Investors interested in the energy sector might look at the following companies that presently flaunt a Zacks Rank #1 (Strong Buy). You can see the complete list of today’s Zacks #1 Rank stocks here.
Suncor Energy SU is Canada's premier integrated energy company. In the first quarter, the company distributed C$601 billion in dividends and paid out C$827 million in share repurchases.
In good news for investors, Suncor declared a quarterly dividend of 47 Canadian cents per share, which marks an 11.9% increase from the prior dividend of 42 Canadian cents. The dividend is payable on Jun 24 to shareholders of record on Jun 3. Suncor also expanded its repurchase program to 10% of shares outstanding (from 7% before).
Petrobras PBR is one of the largest publicly-traded Latin American oil companies, which dominates Brazil’s oil and gas sector. In the first quarter, PBR generated a positive free cash flow for the 28th consecutive quarter, with the metric rising to $7,932 million from $5,594 million recorded in last year’s corresponding period.
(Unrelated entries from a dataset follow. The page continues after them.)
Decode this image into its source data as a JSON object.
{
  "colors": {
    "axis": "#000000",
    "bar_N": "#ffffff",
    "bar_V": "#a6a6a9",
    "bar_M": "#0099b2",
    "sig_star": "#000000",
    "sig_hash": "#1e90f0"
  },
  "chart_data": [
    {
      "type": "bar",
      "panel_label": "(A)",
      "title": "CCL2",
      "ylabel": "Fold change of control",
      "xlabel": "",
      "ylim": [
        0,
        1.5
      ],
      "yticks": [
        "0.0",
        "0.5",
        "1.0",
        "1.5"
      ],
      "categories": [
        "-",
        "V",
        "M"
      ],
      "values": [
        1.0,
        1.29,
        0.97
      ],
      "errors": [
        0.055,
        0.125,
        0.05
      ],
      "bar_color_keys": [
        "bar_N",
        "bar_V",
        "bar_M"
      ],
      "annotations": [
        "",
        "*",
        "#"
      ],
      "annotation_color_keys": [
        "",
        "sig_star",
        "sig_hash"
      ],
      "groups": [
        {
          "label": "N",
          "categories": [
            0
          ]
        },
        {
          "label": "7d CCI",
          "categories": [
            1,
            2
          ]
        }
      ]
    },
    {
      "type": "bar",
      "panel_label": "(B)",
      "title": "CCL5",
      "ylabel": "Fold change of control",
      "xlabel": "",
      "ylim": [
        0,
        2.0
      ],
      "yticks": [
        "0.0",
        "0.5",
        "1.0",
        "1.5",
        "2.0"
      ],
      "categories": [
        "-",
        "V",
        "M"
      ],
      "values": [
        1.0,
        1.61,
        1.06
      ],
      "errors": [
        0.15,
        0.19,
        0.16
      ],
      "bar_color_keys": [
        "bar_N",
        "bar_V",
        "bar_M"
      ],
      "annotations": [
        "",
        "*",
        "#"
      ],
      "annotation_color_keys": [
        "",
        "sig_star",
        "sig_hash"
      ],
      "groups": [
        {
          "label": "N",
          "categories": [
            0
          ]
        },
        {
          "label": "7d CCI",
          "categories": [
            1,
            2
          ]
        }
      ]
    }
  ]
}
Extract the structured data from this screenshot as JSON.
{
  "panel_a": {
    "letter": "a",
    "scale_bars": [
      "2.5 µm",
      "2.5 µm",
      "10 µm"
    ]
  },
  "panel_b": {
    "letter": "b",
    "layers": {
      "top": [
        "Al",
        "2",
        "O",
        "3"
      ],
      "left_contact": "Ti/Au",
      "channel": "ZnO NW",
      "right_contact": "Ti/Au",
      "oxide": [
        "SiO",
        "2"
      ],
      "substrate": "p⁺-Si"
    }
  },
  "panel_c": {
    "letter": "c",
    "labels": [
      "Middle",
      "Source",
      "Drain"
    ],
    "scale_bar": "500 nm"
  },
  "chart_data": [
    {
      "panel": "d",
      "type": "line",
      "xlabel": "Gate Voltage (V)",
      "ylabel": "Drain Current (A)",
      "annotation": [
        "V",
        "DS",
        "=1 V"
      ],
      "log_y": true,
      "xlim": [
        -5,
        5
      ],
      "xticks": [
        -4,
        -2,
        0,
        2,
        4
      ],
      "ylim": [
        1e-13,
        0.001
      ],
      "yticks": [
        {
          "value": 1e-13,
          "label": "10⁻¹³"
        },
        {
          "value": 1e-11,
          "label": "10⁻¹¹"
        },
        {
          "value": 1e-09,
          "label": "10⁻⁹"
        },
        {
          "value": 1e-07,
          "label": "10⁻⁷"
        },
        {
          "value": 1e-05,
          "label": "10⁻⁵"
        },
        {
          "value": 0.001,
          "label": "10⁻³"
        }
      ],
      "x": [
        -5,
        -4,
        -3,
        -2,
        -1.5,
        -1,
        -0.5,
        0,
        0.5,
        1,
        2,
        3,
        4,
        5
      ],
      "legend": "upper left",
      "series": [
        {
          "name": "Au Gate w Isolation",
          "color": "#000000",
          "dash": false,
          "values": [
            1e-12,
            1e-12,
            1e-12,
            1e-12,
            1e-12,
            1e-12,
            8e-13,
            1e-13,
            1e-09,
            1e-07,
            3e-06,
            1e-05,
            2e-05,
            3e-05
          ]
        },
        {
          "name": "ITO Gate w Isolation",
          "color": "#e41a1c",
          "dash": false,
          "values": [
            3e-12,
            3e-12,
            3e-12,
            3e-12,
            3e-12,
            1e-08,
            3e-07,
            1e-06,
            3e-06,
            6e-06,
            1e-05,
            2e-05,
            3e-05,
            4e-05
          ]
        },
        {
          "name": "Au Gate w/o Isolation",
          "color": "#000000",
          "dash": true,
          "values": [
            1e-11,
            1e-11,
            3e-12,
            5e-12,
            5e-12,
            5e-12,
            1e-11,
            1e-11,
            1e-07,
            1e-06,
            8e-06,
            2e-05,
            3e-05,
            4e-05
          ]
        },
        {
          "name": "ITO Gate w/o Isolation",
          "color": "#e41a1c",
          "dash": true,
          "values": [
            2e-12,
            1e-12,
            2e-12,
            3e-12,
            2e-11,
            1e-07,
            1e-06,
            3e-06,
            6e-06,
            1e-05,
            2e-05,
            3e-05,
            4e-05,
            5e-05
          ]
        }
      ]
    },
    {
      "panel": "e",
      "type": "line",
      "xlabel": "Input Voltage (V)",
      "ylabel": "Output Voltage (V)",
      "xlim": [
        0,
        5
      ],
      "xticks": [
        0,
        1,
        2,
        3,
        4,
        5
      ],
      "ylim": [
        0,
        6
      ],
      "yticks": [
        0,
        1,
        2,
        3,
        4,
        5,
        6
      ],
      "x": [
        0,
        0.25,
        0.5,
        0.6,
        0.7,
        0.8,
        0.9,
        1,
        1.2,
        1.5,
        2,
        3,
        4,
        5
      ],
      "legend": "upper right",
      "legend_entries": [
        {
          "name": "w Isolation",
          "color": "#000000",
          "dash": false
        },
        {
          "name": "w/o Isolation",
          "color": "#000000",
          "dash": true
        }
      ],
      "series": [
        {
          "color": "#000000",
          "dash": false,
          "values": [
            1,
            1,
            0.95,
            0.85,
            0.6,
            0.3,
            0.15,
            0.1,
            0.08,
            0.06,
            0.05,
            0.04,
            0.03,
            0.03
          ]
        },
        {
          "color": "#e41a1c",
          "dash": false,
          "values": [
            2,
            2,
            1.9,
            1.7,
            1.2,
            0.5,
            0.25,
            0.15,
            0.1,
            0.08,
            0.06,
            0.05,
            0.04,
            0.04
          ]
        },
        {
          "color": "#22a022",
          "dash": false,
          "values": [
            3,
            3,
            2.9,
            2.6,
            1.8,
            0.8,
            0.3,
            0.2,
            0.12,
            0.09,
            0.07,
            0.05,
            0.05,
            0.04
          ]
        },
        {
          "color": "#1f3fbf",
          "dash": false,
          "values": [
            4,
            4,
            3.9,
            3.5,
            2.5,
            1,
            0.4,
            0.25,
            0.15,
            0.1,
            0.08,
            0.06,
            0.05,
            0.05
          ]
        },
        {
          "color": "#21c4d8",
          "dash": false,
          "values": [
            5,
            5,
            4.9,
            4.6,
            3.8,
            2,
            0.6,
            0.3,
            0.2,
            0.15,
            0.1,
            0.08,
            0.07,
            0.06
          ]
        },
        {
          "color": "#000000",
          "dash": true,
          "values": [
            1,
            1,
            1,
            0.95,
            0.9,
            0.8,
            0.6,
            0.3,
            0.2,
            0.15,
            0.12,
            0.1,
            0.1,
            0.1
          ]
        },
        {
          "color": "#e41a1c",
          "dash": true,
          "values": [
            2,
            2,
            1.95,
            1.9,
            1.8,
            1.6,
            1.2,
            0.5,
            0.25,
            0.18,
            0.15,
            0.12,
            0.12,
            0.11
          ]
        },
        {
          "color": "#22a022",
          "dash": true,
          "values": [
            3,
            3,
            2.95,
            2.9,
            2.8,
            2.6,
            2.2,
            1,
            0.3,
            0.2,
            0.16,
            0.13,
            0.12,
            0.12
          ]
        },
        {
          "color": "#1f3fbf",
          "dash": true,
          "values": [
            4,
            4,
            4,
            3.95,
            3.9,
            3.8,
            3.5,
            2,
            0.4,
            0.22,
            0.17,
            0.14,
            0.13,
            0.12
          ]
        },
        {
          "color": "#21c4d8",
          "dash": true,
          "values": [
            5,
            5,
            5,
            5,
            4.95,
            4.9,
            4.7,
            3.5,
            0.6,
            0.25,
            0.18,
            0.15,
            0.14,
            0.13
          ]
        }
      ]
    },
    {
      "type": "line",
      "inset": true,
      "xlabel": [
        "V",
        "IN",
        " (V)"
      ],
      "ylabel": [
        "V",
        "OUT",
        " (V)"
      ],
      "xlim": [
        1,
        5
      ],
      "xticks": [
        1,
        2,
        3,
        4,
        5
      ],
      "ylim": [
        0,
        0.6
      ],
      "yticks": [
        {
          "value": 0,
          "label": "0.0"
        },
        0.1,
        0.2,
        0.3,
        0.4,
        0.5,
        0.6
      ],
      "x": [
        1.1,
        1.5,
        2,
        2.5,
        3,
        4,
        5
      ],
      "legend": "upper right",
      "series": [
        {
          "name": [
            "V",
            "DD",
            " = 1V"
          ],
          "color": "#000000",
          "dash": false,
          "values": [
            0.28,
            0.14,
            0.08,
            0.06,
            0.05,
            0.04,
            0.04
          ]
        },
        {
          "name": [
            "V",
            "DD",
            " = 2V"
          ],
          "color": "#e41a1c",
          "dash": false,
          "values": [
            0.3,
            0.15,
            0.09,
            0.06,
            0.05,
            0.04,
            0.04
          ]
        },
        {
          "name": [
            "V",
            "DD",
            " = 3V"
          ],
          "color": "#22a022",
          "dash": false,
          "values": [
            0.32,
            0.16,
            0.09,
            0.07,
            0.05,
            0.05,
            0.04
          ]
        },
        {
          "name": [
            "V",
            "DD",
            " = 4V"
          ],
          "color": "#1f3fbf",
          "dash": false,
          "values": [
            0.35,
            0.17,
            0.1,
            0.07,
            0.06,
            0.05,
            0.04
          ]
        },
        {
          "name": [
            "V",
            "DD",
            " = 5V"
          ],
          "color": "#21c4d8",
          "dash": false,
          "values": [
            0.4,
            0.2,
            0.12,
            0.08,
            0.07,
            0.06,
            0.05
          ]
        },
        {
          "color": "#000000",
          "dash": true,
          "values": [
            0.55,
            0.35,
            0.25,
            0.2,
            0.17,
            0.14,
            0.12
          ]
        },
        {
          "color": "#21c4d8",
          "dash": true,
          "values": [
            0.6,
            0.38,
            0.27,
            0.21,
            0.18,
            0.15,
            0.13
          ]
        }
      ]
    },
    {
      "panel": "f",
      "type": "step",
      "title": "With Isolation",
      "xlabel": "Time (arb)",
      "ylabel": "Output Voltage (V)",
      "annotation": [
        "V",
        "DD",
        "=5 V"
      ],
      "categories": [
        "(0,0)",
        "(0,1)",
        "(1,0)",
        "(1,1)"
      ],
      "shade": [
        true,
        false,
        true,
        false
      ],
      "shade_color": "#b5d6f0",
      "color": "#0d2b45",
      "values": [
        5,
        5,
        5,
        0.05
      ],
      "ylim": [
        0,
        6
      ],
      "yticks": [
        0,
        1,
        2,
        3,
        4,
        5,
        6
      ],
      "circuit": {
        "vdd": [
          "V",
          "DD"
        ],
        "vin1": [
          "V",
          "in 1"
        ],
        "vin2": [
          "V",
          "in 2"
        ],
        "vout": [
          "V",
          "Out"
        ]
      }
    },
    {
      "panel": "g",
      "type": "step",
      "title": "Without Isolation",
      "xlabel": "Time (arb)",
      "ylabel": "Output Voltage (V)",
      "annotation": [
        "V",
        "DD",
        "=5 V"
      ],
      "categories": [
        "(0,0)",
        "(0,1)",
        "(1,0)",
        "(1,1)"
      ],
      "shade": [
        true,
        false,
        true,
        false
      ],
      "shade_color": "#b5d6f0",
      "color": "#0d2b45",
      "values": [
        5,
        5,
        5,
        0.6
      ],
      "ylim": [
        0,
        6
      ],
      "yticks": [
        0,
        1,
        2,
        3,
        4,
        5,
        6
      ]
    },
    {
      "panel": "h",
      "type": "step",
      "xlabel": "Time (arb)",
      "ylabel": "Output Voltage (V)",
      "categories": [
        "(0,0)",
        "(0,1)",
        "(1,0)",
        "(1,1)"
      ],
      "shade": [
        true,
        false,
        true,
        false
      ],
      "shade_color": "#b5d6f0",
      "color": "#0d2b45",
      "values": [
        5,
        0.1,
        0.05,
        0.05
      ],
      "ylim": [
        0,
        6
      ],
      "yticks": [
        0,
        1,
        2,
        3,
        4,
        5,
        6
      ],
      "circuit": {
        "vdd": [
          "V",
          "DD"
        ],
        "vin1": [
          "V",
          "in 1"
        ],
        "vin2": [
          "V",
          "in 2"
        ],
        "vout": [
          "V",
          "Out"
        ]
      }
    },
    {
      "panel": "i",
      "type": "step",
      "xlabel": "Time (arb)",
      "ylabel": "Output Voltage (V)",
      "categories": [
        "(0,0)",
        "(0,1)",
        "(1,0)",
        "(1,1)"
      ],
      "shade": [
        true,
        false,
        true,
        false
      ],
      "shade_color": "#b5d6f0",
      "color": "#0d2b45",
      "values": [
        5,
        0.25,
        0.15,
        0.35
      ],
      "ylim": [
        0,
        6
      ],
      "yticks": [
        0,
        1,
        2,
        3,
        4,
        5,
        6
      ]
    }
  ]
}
Petrobras, burdened with a huge debt load, emphasized its debt reduction in its recent five-year business management plan (2022-2026) to strengthen its credit rating. As PBR focuses on regaining its financial footing by selling assets and curtailing debt load, it successfully managed to lower gross debt below its 2022 target of $60 billion in the third quarter of 2021. Post the latest quarterly earnings, the figure stands at $58.6 billion.
Centennial Resource Development, Inc. CDEV is an independent oil and gas exploration and production company. Centennial recently signed an accord to merge with Colgate Energy Partners. The agreement, likely to close in the second half of this year, will create a $7-billion Permian Basin pure-play.
At the March-end quarter, cash and cash equivalents were $50.6 million, while long-term net debt outstanding amounted to $801.2 million. Centennial had a net debt to capitalization of 22.4%. Notably, CDEV’s debt-to-total capital ratio has persistently been lower than the industry from the last year, reflecting lower debt exposure. This can provide it with financial flexibility for growth projects.